Cannes 2013: The Winner - Blue is the Warmest Colour
In the Palme d'Or post awards press conference, jury president Steven Spielberg said, "...we were privileged to see this story of deep love and deep heartbreak evolve. we were absolutely spellbound by the brilliance of the performances of these two amazing young actresses. We felt that we needed to invite all three artists up on the stage at the same time." The jury exceptionally awarded the Palme to all three, director Abdellatif Kechiche and actresses Adèle Exarchopoulos and Léa Seydoux.
The film he was praising was Blue is the Warmest Colour, a very provocative and nubile lesbian love story in French. It lasts three hours and far from overstaying its welcome, it becomes more and more engaging, as this very classic, even ordinary, love story plays out its laughter, irony, passion and tears. Despite her foibles and errors, we become totally involved in Adele's perspective.
I'm not sure at what point in the three hours it no longer matters that it is a very sexual love story between two girls. Because the filmmaking is so perfect and accomplished, identification quickly replaces any casual prurience or sense of difference. Spielberg adds, "Had the casting been 3% wrong, it wouldn't have worked like it did. had anything been just a little left of centre, it wouldn't have had such a positive resolution." Irony oblige, as the prize was being awarded on the French Riviera, up in Paris the riot police were battling with the violent tail-end of a 'family values' demonstration against the recently passed law allowing gay marriage.

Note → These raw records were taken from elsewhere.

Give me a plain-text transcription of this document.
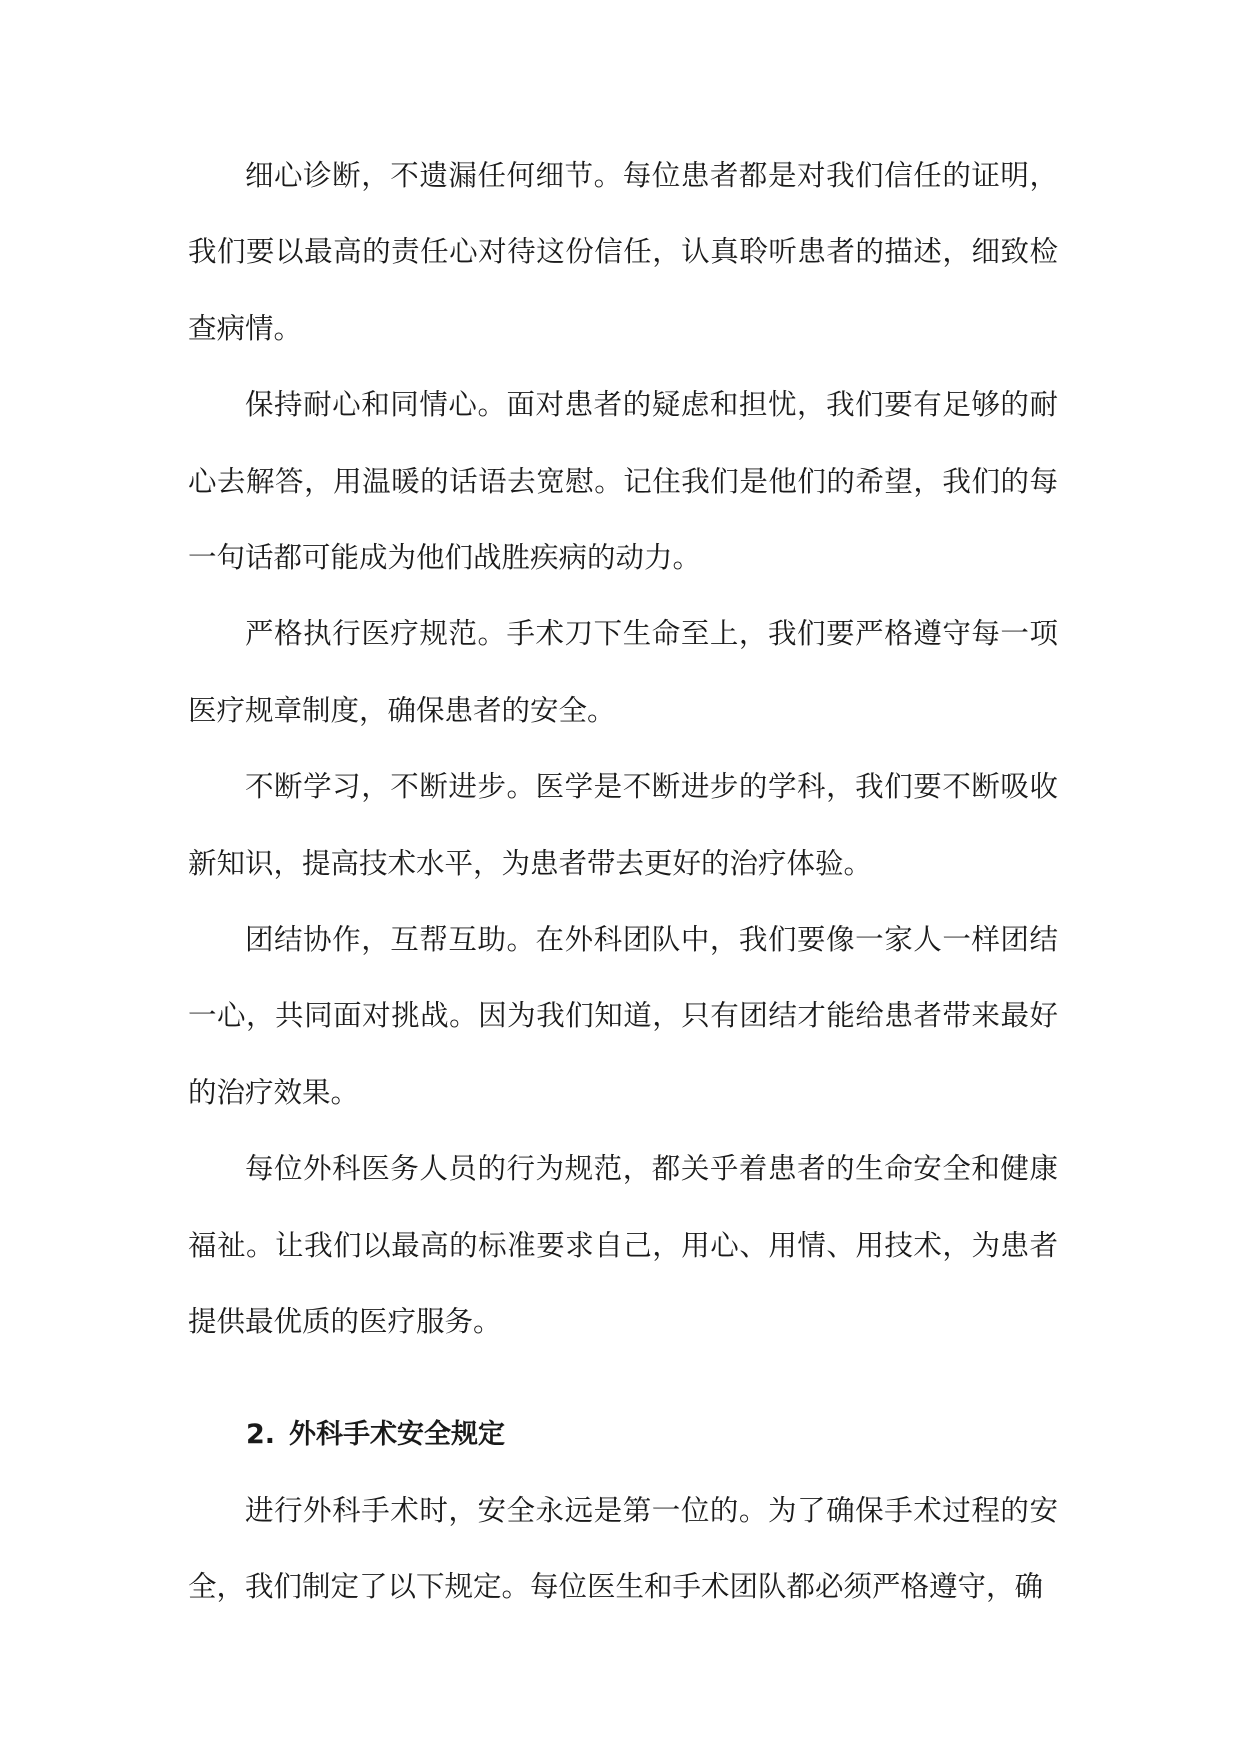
细心诊断，不遗漏任何细节。每位患者都是对我们信任的证明，我们要以最高的责任心对待这份信任，认真聆听患者的描述，细致检查病情。

保持耐心和同情心。面对患者的疑虑和担忧，我们要有足够的耐心去解答，用温暖的话语去宽慰。记住我们是他们的希望，我们的每一句话都可能成为他们战胜疾病的动力。

严格执行医疗规范。手术刀下生命至上，我们要严格遵守每一项医疗规章制度，确保患者的安全。

不断学习，不断进步。医学是不断进步的学科，我们要不断吸收新知识，提高技术水平，为患者带去更好的治疗体验。

团结协作，互帮互助。在外科团队中，我们要像一家人一样团结一心，共同面对挑战。因为我们知道，只有团结才能给患者带来最好的治疗效果。

每位外科医务人员的行为规范，都关乎着患者的生命安全和健康福祉。让我们以最高的标准要求自己，用心、用情、用技术，为患者提供最优质的医疗服务。

2. 外科手术安全规定

进行外科手术时，安全永远是第一位的。为了确保手术过程的安全，我们制定了以下规定。每位医生和手术团队都必须严格遵守，确
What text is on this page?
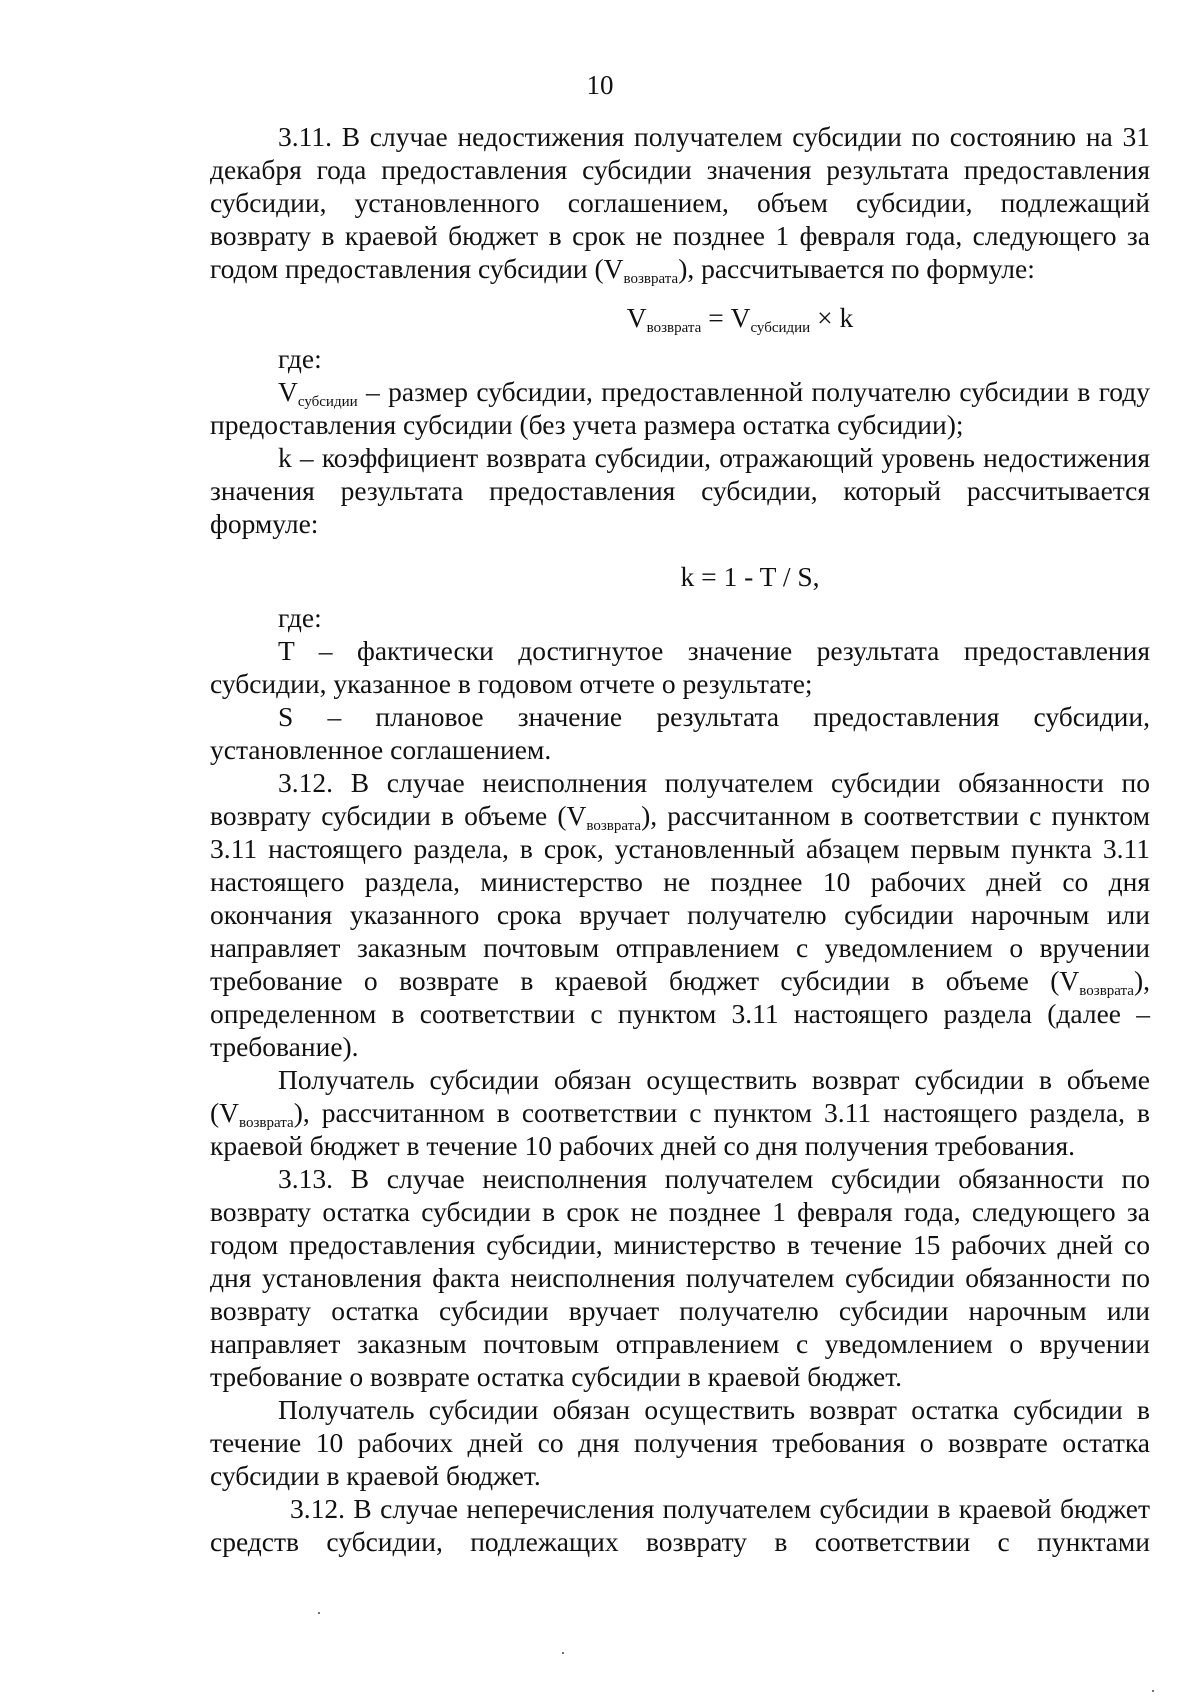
10

3.11. В случае недостижения получателем субсидии по состоянию на 31 декабря года предоставления субсидии значения результата предоставления субсидии, установленного соглашением, объем субсидии, подлежащий возврату в краевой бюджет в срок не позднее 1 февраля года, следующего за годом предоставления субсидии $(V_{возврата})$, рассчитывается по формуле:

$V_{возврата} = V_{субсидии} \times k$

где:

$V_{субсидии}$ – размер субсидии, предоставленной получателю субсидии в году предоставления субсидии (без учета размера остатка субсидии);

k – коэффициент возврата субсидии, отражающий уровень недостижения значения результата предоставления субсидии, который рассчитывается формуле:

k = 1 - T / S,

где:

T – фактически достигнутое значение результата предоставления субсидии, указанное в годовом отчете о результате;

S – плановое значение результата предоставления субсидии, установленное соглашением.

3.12. В случае неисполнения получателем субсидии обязанности по возврату субсидии в объеме $(V_{возврата})$, рассчитанном в соответствии с пунктом 3.11 настоящего раздела, в срок, установленный абзацем первым пункта 3.11 настоящего раздела, министерство не позднее 10 рабочих дней со дня окончания указанного срока вручает получателю субсидии нарочным или направляет заказным почтовым отправлением с уведомлением о вручении требование о возврате в краевой бюджет субсидии в объеме $(V_{возврата})$, определенном в соответствии с пунктом 3.11 настоящего раздела (далее – требование).

Получатель субсидии обязан осуществить возврат субсидии в объеме $(V_{возврата})$, рассчитанном в соответствии с пунктом 3.11 настоящего раздела, в краевой бюджет в течение 10 рабочих дней со дня получения требования.

3.13. В случае неисполнения получателем субсидии обязанности по возврату остатка субсидии в срок не позднее 1 февраля года, следующего за годом предоставления субсидии, министерство в течение 15 рабочих дней со дня установления факта неисполнения получателем субсидии обязанности по возврату остатка субсидии вручает получателю субсидии нарочным или направляет заказным почтовым отправлением с уведомлением о вручении требование о возврате остатка субсидии в краевой бюджет.

Получатель субсидии обязан осуществить возврат остатка субсидии в течение 10 рабочих дней со дня получения требования о возврате остатка субсидии в краевой бюджет.

3.12. В случае неперечисления получателем субсидии в краевой бюджет средств субсидии, подлежащих возврату в соответствии с пунктами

Abdellatif Kechiche is Tunisian by birth and came to France as a child in 1966. Two of his previous three films have also won top honours and all deal with issues of difference and (in)tolerance. He is also a staunch supporter of the Arab Spring, though it is unlikely, because of its sex scenes, that Blue is the Warmest Colour will be seen anywhere in North Africa or even some parts of the USA. A barometer film, it will reflect opinion and court both admiration and controversy in mixed measures for months to come as it is released territory by territory.
Cannes & The Role of Cinema
Cannes is special in allowing a platform for a film like this and to many other films purely because of their artistic qualities. It is also special in that it can bring two of the most influential Hollywood players, like Spielberg and producer Harvey Weinstein, to explicitly extol the virtues and necessity of ensuring cultural diversity and deeming culture trade as a commercial venture not like others.
The last remark that Spielberg made in his intro speech on the Lumiere Theatre stage, before revealing the competition winners was "The selection of the films all of us have seen in the festival is also a pledge for different ways of understanding cinema and as long as the cultural exception is the best way to support diversity in filmmaking (spontaneous applause). I think we need to consider this more seriously."
He was very directly referring to the current negotiations between the EU and the US regarding free trade and culture and, like Weinstein a week before, coming down firmly on the French and European side on an issue that matters to us all.